Two other friends dropped by to see me this week on two different occasions. One was male, one was female. Their stories are different but their responses were the same. They got naked; not physically – the surgeries taking place on these two aren’t to their bodies – but emotionally and truthfully they revealed themselves to me.

Their stories are personal and are not mine to share. That they have let me in to observe their healing processes is humbling and inspirational for me.

There is a fear to being real. There is this agreed upon ‘appropriate’ time to get naked (whether it be physically or emotionally) and it usually isn’t in front of a group, a person of the opposite gender, or a man holding a camera and/or writing pen. But though most of us might have suggestions where this kind of vulnerability should take place, most of us don’t ever do it. Why? Well for one reason those places that are supposed to be safe usually aren’t.

  • At home?  – possibly, but some of the harshest judgments can also be found here
  • With family? – it has potential, yet some of the deepest wounds result from here
  • With firends? – hopefully, but we all know we have friends would use our nakedness against us
  • At church? – you’d think so, you’d believe so, but especially not here – because the reality is many people feel like the standards that are held up for leaders and by leaders are unobtainable.

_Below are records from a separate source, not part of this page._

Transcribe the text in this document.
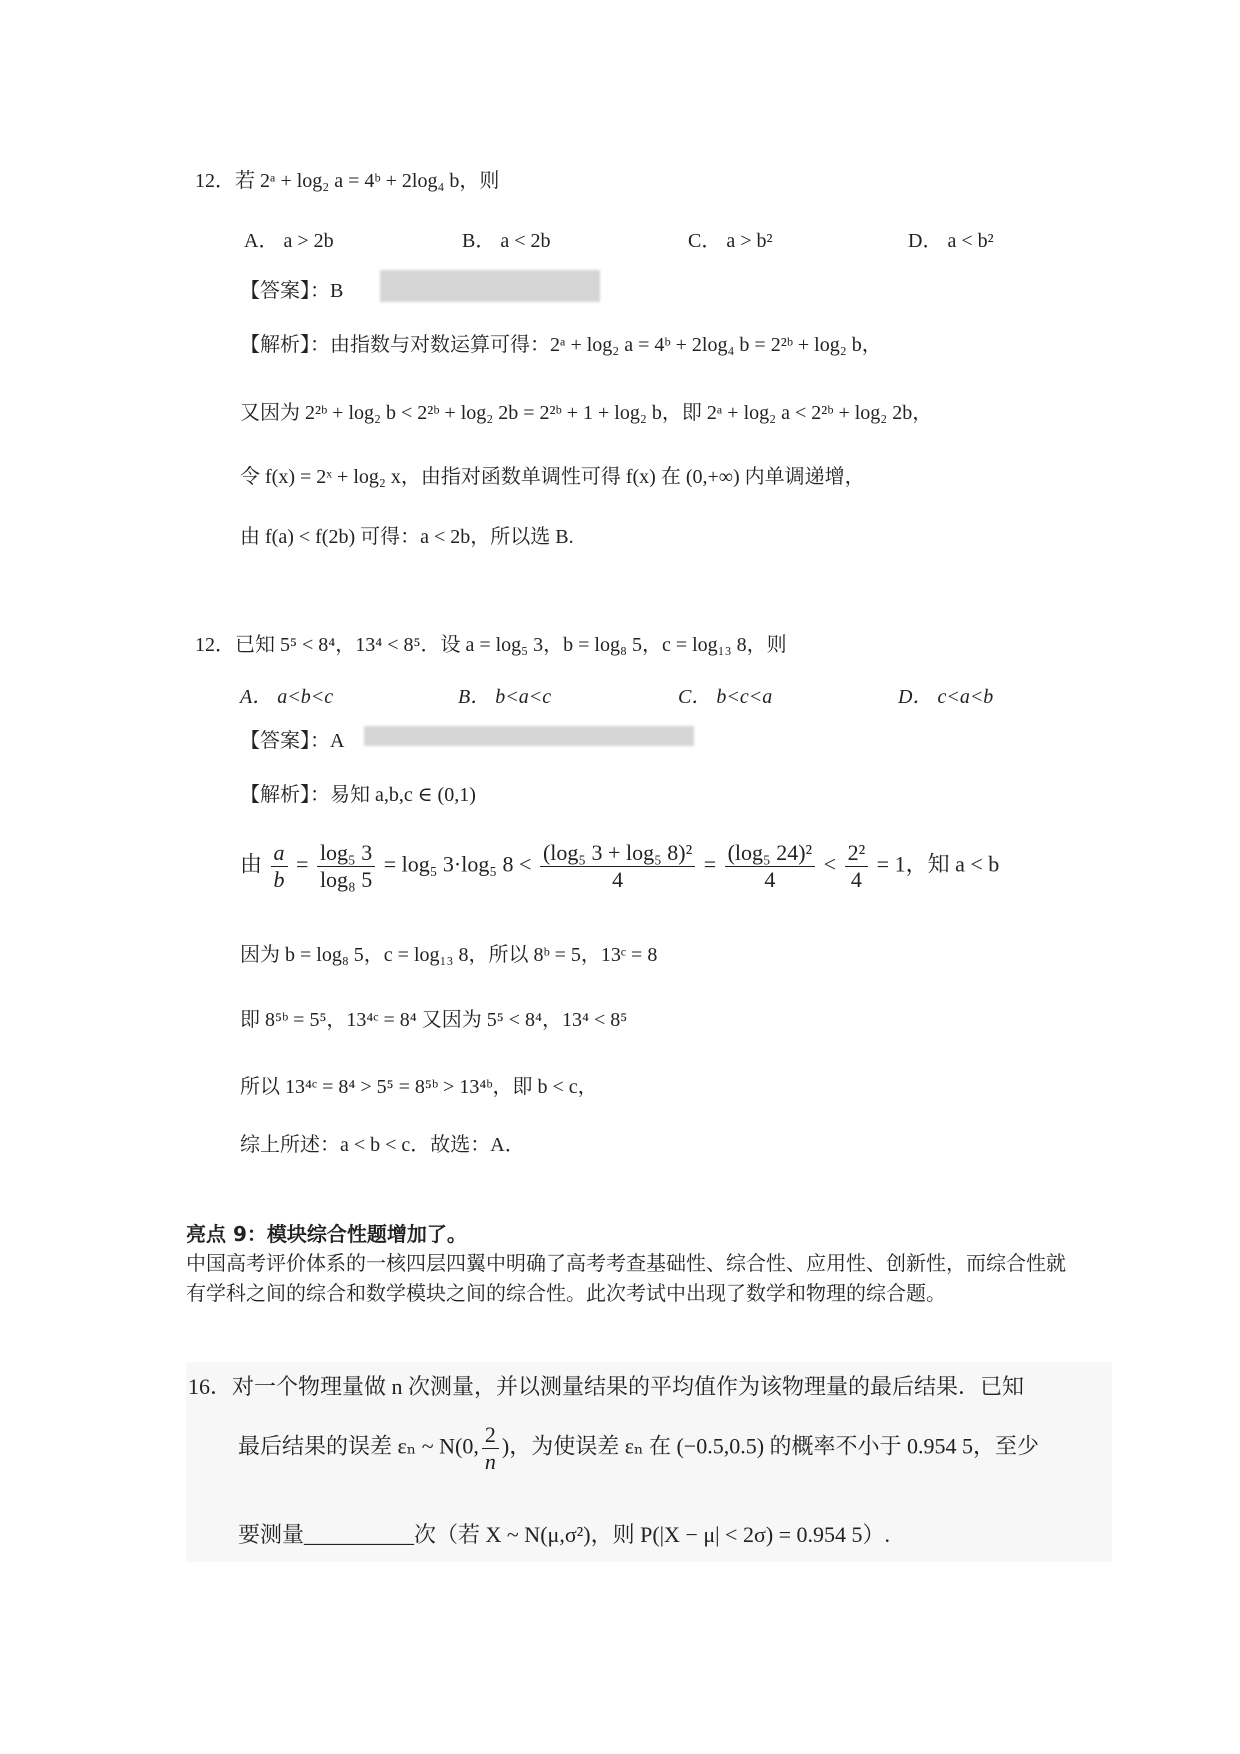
12．若 2ᵃ + log₂ a = 4ᵇ + 2log₄ b，则
A． a > 2b	B． a < 2b	C． a > b²	D． a < b²
【答案】：B
【解析】：由指数与对数运算可得：2ᵃ + log₂ a = 4ᵇ + 2log₄ b = 2²ᵇ + log₂ b，
又因为 2²ᵇ + log₂ b < 2²ᵇ + log₂ 2b = 2²ᵇ + 1 + log₂ b，即 2ᵃ + log₂ a < 2²ᵇ + log₂ 2b，
令 f(x) = 2ˣ + log₂ x，由指对函数单调性可得 f(x) 在 (0,+∞) 内单调递增，
由 f(a) < f(2b) 可得：a < 2b，所以选 B.
12．已知 5⁵ < 8⁴，13⁴ < 8⁵．设 a = log₅ 3，b = log₈ 5，c = log₁₃ 8，则
A． a<b<c	B． b<a<c	C． b<c<a	D． c<a<b
【答案】：A
【解析】：易知 a,b,c ∈ (0,1)
由 $\frac{a}{b} = \frac{\text{log₅ 3}}{\text{log₈ 5}} = \log_5$ 3·log₅ $8 < \frac{\text{(log₅ 3 + log₅ 8)²}}{4} = \frac{\text{(log₅ 24)²}}{4} < \frac{\text{2²}}{4} = 1$，知 a < b
因为 b = log₈ 5，c = log₁₃ 8，所以 8ᵇ = 5，13ᶜ = 8
即 8⁵ᵇ = 5⁵，13⁴ᶜ = 8⁴ 又因为 5⁵ < 8⁴，13⁴ < 8⁵
所以 13⁴ᶜ = 8⁴ > 5⁵ = 8⁵ᵇ > 13⁴ᵇ，即 b < c，
综上所述：a < b < c．故选：A．
亮点 9：模块综合性题增加了。
中国高考评价体系的一核四层四翼中明确了高考考查基础性、综合性、应用性、创新性，而综合性就有学科之间的综合和数学模块之间的综合性。此次考试中出现了数学和物理的综合题。
16．对一个物理量做 n 次测量，并以测量结果的平均值作为该物理量的最后结果．已知
最后结果的误差 εₙ ~ N(0, $\frac{2}{n}$ )，为使误差 εₙ 在 (−0.5,0.5) 的概率不小于 0.954 5，至少
要测量__________次（若 X ~ N(μ,σ²)，则 P(|X − μ| < 2σ) = 0.954 5）.
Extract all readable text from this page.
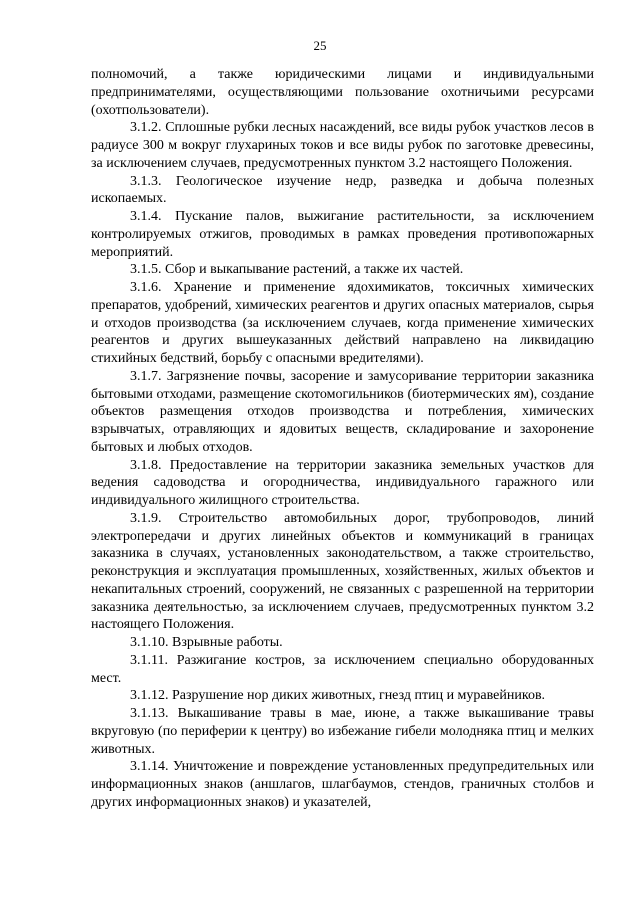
25

полномочий, а также юридическими лицами и индивидуальными предпринимателями, осуществляющими пользование охотничьими ресурсами (охотпользователи).

3.1.2. Сплошные рубки лесных насаждений, все виды рубок участков лесов в радиусе 300 м вокруг глухариных токов и все виды рубок по заготовке древесины, за исключением случаев, предусмотренных пунктом 3.2 настоящего Положения.

3.1.3. Геологическое изучение недр, разведка и добыча полезных ископаемых.

3.1.4. Пускание палов, выжигание растительности, за исключением контролируемых отжигов, проводимых в рамках проведения противопожарных мероприятий.

3.1.5. Сбор и выкапывание растений, а также их частей.

3.1.6. Хранение и применение ядохимикатов, токсичных химических препаратов, удобрений, химических реагентов и других опасных материалов, сырья и отходов производства (за исключением случаев, когда применение химических реагентов и других вышеуказанных действий направлено на ликвидацию стихийных бедствий, борьбу с опасными вредителями).

3.1.7. Загрязнение почвы, засорение и замусоривание территории заказника бытовыми отходами, размещение скотомогильников (биотермических ям), создание объектов размещения отходов производства и потребления, химических взрывчатых, отравляющих и ядовитых веществ, складирование и захоронение бытовых и любых отходов.

3.1.8. Предоставление на территории заказника земельных участков для ведения садоводства и огородничества, индивидуального гаражного или индивидуального жилищного строительства.

3.1.9. Строительство автомобильных дорог, трубопроводов, линий электропередачи и других линейных объектов и коммуникаций в границах заказника в случаях, установленных законодательством, а также строительство, реконструкция и эксплуатация промышленных, хозяйственных, жилых объектов и некапитальных строений, сооружений, не связанных с разрешенной на территории заказника деятельностью, за исключением случаев, предусмотренных пунктом 3.2 настоящего Положения.

3.1.10. Взрывные работы.

3.1.11. Разжигание костров, за исключением специально оборудованных мест.

3.1.12. Разрушение нор диких животных, гнезд птиц и муравейников.

3.1.13. Выкашивание травы в мае, июне, а также выкашивание травы вкруговую (по периферии к центру) во избежание гибели молодняка птиц и мелких животных.

3.1.14. Уничтожение и повреждение установленных предупредительных или информационных знаков (аншлагов, шлагбаумов, стендов, граничных столбов и других информационных знаков) и указателей,
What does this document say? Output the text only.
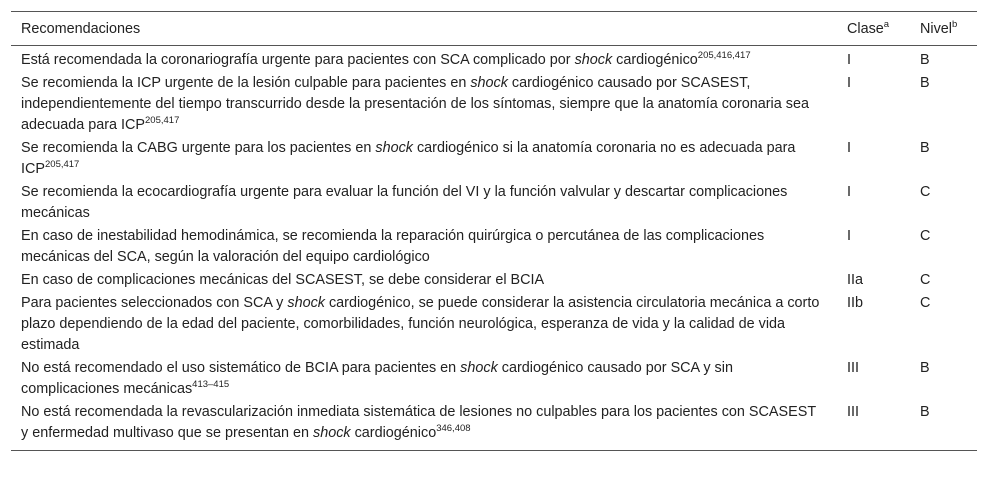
Recomendaciones	Clase$^a$	Nivel$^b$
Está recomendada la coronariografía urgente para pacientes con SCA complicado por shock cardiogénico$^{205,416,417}$	I	B
Se recomienda la ICP urgente de la lesión culpable para pacientes en shock cardiogénico causado por SCASEST, independientemente del tiempo transcurrido desde la presentación de los síntomas, siempre que la anatomía coronaria sea adecuada para ICP$^{205,417}$	I	B
Se recomienda la CABG urgente para los pacientes en shock cardiogénico si la anatomía coronaria no es adecuada para ICP$^{205,417}$	I	B
Se recomienda la ecocardiografía urgente para evaluar la función del VI y la función valvular y descartar complicaciones mecánicas	I	C
En caso de inestabilidad hemodinámica, se recomienda la reparación quirúrgica o percutánea de las complicaciones mecánicas del SCA, según la valoración del equipo cardiológico	I	C
En caso de complicaciones mecánicas del SCASEST, se debe considerar el BCIA	IIa	C
Para pacientes seleccionados con SCA y shock cardiogénico, se puede considerar la asistencia circulatoria mecánica a corto plazo dependiendo de la edad del paciente, comorbilidades, función neurológica, esperanza de vida y la calidad de vida estimada	IIb	C
No está recomendado el uso sistemático de BCIA para pacientes en shock cardiogénico causado por SCA y sin complicaciones mecánicas$^{413-415}$	III	B
No está recomendada la revascularización inmediata sistemática de lesiones no culpables para los pacientes con SCASEST y enfermedad multivaso que se presentan en shock cardiogénico$^{346,408}$	III	B
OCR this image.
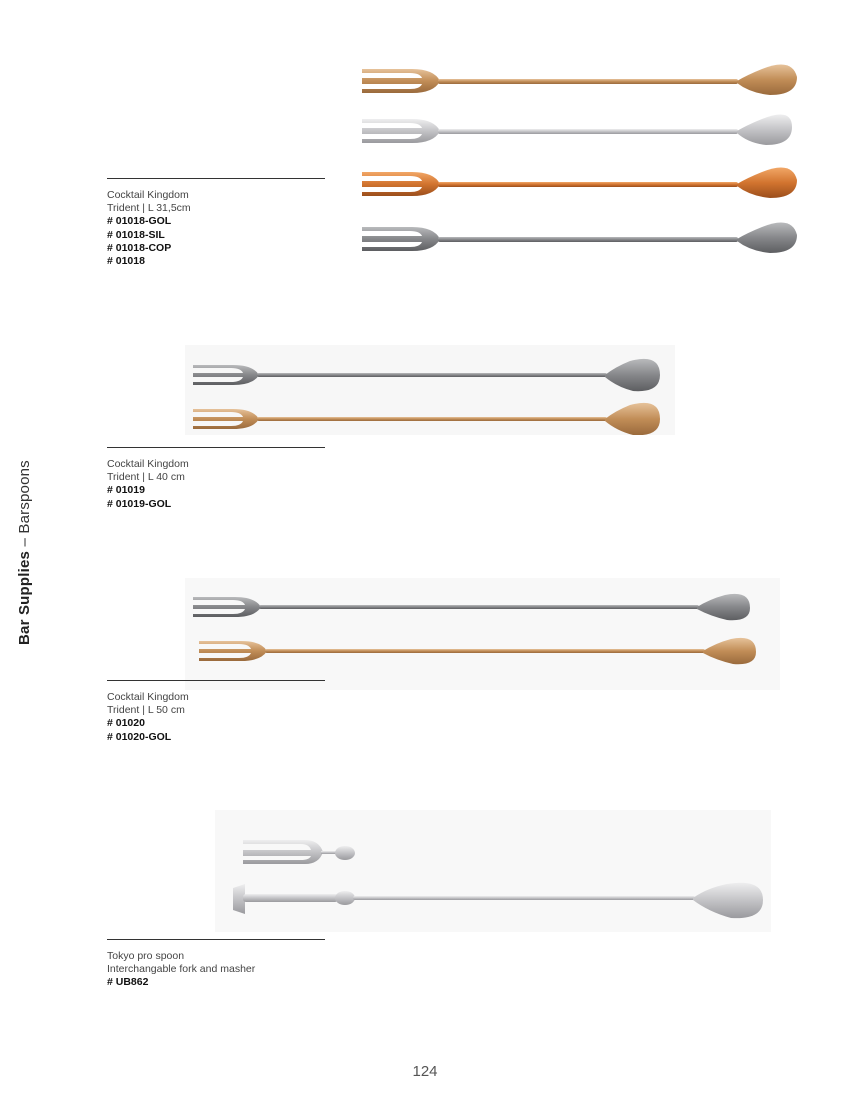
Bar Supplies – Barspoons
Cocktail Kingdom
Trident | L 31,5cm
# 01018-GOL
# 01018-SIL
# 01018-COP
# 01018
Cocktail Kingdom
Trident | L 40 cm
# 01019
# 01019-GOL
Cocktail Kingdom
Trident | L 50 cm
# 01020
# 01020-GOL
Tokyo pro spoon
Interchangable fork and masher
# UB862
124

Which in turn makes God come across as unapproachable

I’m not taking pot shots at organized religion; I am simply stating what I am being told by these others who are on the inside. Both of these friends are leaders in the high echelons of their various congregations – churches that I wouldn’t hesitate inviting people to attend- yet both of them whispered the same thing to me, “If they really knew me at my church, they wouldn’t accept me, love me, or understand.”

And the very fact that some of you, when you read that line, tried to figure out what secrets they could possibly have that would make them feel that way – instead of asking yourself the question of why they didn’t come to you… well, that may be your answer.

We aren’t talking about sin that would get them fired; we are talking about shame that steals their identity and masks their beauty.

When we face our reflections in the mirror and our reaction is to quickly cover up before any one else sees our scars it is because we live in fear. And when we believe that grace is conditional, our image of ourselves is masked in shame.

And this is a cancer that is killing us.